2. It may tell too much

An autobiography—of a President or a pop star—is meant to be comprehensive. It seeks to answer all the questions a reader will have: What was President Lincoln’s SAT score? Was Beyonce in a church choir as a child? Ideally, it tells the story of a person’s life from birth until the present.

A memoir doesn’t attempt to offer that systematic account. Rather, it shows the reader a “slice” of the author’s experience. It uses the best storytelling techniques to gift the reader with a beautiful story.

3. It may lack a clear theme

A mark of the best memoirs—The Glass Castle, Kisses From Katie, Angela’s Ashes, Running With Scissors, Night—is that there’s a clear theme woven throughout the text. The authors don’t attempt to tell everything. They develop a clear theme and “deliver” on it in every chapter.

Do any of these inform the weakness of your memoir?
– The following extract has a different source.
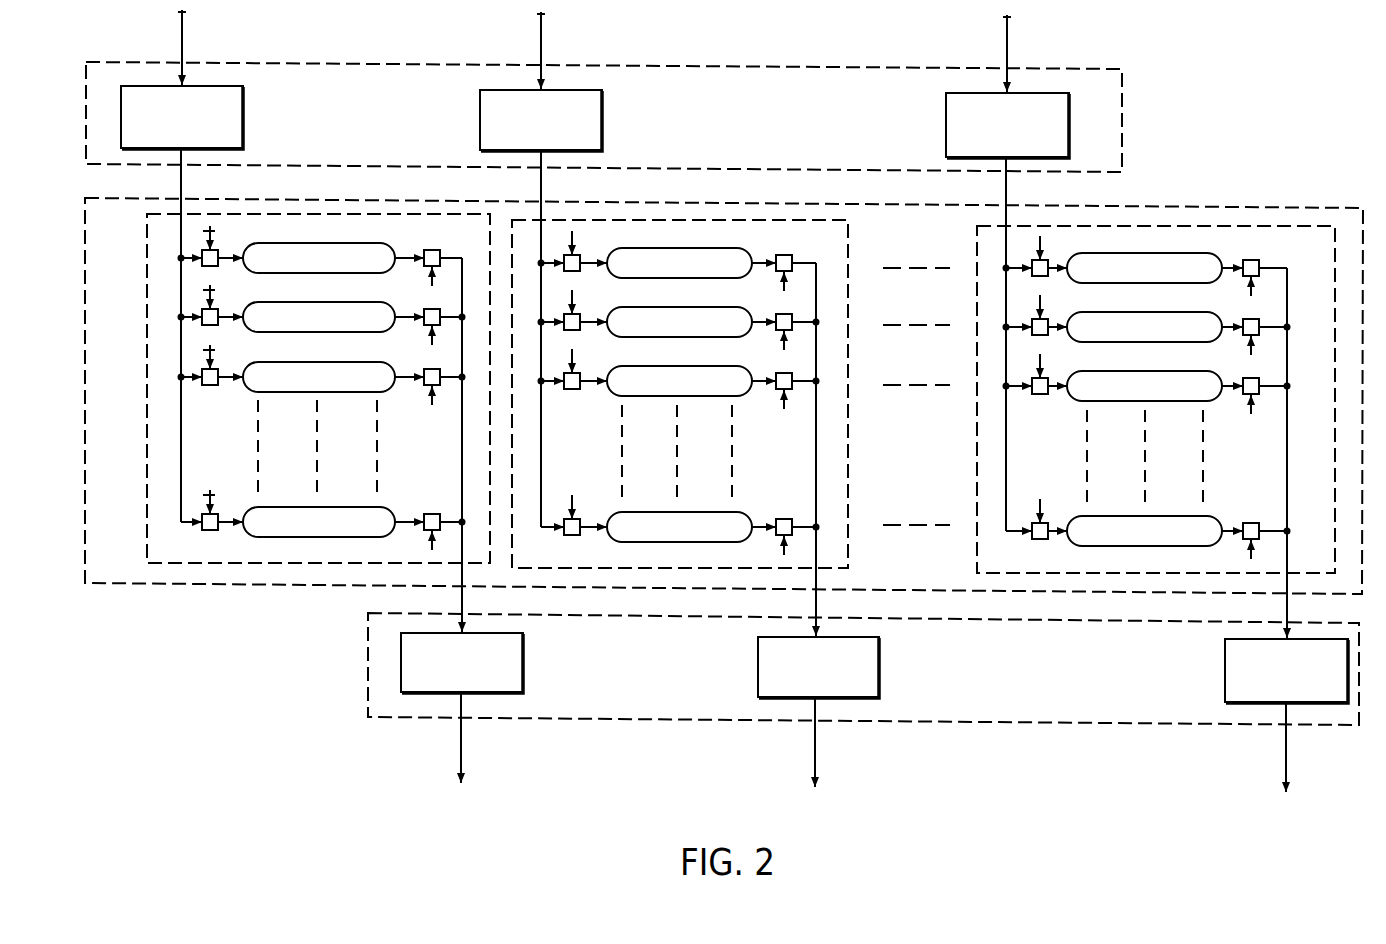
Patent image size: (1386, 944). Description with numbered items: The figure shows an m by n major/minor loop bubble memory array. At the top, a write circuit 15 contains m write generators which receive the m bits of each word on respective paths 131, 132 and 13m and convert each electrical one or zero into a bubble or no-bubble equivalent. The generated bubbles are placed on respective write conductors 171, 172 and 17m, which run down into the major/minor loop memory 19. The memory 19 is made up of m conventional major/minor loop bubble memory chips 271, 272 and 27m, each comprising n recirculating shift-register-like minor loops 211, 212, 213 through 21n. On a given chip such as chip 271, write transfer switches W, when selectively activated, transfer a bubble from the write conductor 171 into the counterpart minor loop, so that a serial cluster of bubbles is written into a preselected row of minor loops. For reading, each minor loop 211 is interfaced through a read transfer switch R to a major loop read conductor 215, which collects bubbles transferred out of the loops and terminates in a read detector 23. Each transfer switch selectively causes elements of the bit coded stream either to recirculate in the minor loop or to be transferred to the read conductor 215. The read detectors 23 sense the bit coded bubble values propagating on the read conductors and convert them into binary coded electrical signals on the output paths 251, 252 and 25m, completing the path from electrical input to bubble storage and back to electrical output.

The wily thing about memoir is that it's difficult to be objective. Mine, The Girl in the Orange Dress: Searching for a Father Who Does Not Fail), benefited greatly from the keen eye of a wise editor, Cindy Bunch.



the tip: Have a writing colleague, friend, or relative read your manuscript and ask them to consider these 3 possibilities as they read. Then authorize them to be brutally honest!





If you've written a memoir, or are writing one, what's been your "growing edge"? Or what's your unique challenge?